PROLOGUE


The Master couldn't sleep. He couldn't waste the few hours of peace he had before he was abandoned to the drums again, lying in bed with his ear pressed against the pale flesh of his companion's chest he concentrated on the continuous thump of his lover's double heartbeat. Louder than the drums which haunted him and stronger than the pain which had become part of his daily life the organic rhythm filed his mind. It was the only thing he ever wanted to hear and knowing that it would be over in a few short hours once would have been enough to bring tears to his tired eyes. At the edge of his consciousness he could feel the man dreaming beside him, but he didn't intrude, half afraid and half hoping that he would see himself there. Besides, he didn't want to risk upsetting the Doctor and being left alone again.

For the few hours a day that the Doctor lay with him here the Master felt like himself, not the version of himself who would kill a man just to hear him scream or to push away the urge to scream he was forced to live with because for the constant pounding in his skull but the man who the Doctor had wanted to save when he took him off the Valiant after he almost managed to die. The man he had known when they grew up together. The Master had tried so hard to be that man in the last few weeks but it was so hard to go back. Living a slave to the drums for almost a millennium he was left with scars and guilt and he spent most of his time trying to think clearly leaving little time for self improvement. He had his good days and on those days he would talk to the Doctor as they piloted the TARDIS together - unless of course the Doctor had one of his human companions on board, on those days it didn't matter how 'well behaved' he had been or how long he had gone without an 'episode', he was locked in his rooms and left at the mercy of the drums.

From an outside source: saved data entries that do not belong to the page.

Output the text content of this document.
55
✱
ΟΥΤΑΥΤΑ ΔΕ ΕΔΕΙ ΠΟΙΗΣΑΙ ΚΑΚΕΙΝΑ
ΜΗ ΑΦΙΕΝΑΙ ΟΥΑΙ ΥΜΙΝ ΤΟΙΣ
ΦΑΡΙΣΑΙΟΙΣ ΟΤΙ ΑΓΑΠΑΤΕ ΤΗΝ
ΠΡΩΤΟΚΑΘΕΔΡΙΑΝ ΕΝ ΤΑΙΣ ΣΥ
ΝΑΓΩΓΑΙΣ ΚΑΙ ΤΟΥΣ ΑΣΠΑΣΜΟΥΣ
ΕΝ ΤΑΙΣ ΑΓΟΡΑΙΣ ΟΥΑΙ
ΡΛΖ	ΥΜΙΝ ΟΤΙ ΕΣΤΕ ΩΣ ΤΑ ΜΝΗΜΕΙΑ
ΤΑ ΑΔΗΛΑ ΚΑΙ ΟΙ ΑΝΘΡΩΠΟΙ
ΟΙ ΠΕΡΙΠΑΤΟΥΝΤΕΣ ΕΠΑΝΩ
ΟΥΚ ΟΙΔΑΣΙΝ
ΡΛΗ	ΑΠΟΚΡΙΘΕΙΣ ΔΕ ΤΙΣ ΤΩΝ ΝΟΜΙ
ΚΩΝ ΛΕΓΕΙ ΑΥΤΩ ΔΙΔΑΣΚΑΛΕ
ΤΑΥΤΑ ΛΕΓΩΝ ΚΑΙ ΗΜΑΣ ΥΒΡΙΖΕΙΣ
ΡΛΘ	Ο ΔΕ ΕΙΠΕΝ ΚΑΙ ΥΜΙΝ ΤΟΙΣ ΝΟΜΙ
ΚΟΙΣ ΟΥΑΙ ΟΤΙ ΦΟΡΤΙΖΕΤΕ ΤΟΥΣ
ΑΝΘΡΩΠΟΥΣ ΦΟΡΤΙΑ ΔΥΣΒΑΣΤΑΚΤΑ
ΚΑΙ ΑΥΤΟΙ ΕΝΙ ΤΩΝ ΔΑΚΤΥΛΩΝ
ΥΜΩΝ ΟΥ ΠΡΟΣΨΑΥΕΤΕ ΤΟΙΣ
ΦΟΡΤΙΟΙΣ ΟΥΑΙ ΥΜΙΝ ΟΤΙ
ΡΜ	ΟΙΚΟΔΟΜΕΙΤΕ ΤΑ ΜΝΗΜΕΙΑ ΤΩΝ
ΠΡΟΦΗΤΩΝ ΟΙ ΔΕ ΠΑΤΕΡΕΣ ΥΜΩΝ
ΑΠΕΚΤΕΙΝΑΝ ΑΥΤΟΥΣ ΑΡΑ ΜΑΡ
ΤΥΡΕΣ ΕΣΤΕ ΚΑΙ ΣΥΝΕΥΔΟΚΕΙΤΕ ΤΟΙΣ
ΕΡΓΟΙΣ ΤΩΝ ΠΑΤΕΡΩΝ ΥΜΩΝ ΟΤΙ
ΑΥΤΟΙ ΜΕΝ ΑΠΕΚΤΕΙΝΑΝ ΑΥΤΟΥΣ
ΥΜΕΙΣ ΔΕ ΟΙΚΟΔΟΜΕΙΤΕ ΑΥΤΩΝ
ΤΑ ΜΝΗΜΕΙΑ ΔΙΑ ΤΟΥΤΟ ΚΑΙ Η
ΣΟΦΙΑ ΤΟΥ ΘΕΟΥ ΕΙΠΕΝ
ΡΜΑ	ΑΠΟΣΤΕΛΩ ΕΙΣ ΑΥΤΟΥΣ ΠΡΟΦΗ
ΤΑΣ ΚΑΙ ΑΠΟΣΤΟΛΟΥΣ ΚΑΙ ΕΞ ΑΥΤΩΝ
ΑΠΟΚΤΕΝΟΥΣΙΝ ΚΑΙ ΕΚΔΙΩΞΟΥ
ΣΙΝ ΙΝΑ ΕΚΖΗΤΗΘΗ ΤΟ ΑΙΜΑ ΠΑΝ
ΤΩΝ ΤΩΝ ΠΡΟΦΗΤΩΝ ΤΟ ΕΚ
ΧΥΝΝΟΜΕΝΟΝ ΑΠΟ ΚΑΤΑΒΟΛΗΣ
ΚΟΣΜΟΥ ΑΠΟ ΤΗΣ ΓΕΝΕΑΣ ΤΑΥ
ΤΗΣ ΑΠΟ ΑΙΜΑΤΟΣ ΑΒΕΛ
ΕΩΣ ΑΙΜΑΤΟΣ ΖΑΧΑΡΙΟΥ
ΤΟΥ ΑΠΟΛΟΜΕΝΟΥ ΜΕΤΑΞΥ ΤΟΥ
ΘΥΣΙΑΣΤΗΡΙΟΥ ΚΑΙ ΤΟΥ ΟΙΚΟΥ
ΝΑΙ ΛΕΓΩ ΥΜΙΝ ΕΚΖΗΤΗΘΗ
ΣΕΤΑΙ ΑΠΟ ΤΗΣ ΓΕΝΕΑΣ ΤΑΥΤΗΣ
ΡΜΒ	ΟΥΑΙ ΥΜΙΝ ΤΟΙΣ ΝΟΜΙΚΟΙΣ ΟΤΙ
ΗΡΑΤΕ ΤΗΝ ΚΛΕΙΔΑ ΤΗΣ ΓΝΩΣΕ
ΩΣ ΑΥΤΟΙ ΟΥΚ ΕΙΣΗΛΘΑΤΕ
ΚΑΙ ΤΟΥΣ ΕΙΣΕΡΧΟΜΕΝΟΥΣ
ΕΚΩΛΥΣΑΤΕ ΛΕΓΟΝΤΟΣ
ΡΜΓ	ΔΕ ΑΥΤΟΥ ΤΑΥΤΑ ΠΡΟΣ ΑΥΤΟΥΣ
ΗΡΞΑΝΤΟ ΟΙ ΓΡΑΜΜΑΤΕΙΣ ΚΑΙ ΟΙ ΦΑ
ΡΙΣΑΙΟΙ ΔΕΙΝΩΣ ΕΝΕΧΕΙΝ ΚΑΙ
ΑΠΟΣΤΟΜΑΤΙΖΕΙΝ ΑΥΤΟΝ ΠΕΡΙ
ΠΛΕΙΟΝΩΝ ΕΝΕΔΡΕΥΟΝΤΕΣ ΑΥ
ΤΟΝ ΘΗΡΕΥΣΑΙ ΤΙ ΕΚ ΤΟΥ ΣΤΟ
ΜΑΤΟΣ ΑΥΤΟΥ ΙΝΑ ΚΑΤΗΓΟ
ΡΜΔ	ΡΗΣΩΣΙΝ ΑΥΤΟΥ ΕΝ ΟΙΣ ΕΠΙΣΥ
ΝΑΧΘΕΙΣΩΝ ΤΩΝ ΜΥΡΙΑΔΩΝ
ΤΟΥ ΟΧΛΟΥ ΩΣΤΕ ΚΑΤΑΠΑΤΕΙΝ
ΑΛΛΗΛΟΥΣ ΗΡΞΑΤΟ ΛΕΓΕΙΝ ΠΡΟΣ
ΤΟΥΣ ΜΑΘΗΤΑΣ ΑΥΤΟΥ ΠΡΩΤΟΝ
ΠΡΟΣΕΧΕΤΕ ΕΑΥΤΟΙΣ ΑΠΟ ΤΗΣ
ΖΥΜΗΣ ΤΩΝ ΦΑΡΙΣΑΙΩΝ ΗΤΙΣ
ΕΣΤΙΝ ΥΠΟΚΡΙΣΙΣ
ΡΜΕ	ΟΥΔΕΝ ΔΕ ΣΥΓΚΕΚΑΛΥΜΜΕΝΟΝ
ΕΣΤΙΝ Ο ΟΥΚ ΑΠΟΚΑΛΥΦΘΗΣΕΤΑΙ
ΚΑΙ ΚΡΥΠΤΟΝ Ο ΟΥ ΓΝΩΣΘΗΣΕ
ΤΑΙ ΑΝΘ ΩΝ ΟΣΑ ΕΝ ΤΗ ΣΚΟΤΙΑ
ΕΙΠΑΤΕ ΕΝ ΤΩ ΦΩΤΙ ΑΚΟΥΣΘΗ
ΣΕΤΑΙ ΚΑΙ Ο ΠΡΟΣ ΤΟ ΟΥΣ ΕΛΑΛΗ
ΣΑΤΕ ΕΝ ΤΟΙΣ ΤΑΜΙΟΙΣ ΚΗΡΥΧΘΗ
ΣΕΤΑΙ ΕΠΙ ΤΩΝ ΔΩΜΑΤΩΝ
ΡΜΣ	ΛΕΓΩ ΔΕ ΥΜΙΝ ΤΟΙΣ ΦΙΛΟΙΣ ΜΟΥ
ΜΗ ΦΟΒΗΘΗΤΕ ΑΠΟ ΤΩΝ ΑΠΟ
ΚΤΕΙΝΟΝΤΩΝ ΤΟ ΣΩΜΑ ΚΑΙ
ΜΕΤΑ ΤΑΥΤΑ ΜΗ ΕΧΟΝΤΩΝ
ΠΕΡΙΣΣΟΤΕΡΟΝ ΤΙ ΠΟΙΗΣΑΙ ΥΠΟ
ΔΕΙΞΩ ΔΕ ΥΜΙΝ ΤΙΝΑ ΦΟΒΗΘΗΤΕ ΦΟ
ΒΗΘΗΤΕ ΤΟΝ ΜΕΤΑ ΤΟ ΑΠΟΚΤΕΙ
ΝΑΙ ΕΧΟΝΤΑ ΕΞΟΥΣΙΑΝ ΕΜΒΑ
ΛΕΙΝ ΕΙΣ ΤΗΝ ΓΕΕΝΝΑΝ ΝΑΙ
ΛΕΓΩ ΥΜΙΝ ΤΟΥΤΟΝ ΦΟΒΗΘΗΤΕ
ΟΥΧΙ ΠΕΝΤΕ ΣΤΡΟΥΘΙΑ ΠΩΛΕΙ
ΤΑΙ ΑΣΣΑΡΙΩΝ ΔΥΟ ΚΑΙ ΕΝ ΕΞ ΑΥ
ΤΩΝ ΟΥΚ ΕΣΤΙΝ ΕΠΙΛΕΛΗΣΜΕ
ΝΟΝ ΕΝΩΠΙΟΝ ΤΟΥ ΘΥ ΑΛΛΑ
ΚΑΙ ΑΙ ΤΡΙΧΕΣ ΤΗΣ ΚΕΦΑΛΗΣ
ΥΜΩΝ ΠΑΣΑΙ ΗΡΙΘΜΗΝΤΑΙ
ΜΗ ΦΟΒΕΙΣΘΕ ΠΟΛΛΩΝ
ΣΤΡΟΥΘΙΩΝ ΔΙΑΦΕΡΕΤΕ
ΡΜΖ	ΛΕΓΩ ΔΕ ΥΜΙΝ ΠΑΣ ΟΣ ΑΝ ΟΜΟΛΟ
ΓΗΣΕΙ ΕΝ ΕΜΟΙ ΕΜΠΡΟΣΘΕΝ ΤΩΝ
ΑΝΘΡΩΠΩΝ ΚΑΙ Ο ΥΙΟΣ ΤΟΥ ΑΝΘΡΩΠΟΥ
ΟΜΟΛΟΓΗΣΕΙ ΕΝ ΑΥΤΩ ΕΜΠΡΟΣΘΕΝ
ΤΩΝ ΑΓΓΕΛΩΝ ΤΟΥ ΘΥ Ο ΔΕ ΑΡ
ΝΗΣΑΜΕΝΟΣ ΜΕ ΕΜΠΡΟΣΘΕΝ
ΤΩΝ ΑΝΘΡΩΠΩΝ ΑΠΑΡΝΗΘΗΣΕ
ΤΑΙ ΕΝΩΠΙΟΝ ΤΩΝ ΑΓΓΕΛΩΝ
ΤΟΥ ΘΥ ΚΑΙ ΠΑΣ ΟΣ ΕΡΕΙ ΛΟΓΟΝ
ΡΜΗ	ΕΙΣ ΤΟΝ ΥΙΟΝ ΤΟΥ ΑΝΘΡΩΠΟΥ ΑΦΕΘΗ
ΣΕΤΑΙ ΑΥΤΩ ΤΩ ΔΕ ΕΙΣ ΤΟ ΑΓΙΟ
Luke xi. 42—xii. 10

This was what the Doctor did. He allowed the Master a few hours of peace then left him alone and unable to cope again. The Master may have tortured and killed people to satisfy his blood-lust but he thought that it was the Doctor who was truly cruel, keeping a single man in his own personal hell but giving him a taste of heaven each day. But maybe he deserved to suffer like this, or maybe it was self inflicted and it was time for him to stand on his own two feet again. There's a saying that when you can't run you crawl, and when you can't crawl you find someone to carry you. But sometimes the person who carries you doesn't want to let go, and then your legs can't get strong again. Soon the Master would have to be stronger than ever because one day the Doctor would wake up and decide he didn't want him, or that he was better and didn't need to be taken care of anymore. One day he would find himself alone, so he reasoned that it was better to leave than to be the one who was left. Pressing a final kiss to his sleeping partner's lips he swung his legs off the side of the bed and making a quick stop at the wardrobe made his way through the console room and off the TARDIS.

"Take care of him old girl, make sure to get him where he needs to be, and not to where he wants to be" because I'm not strong enough to stay away if he finds me too soon.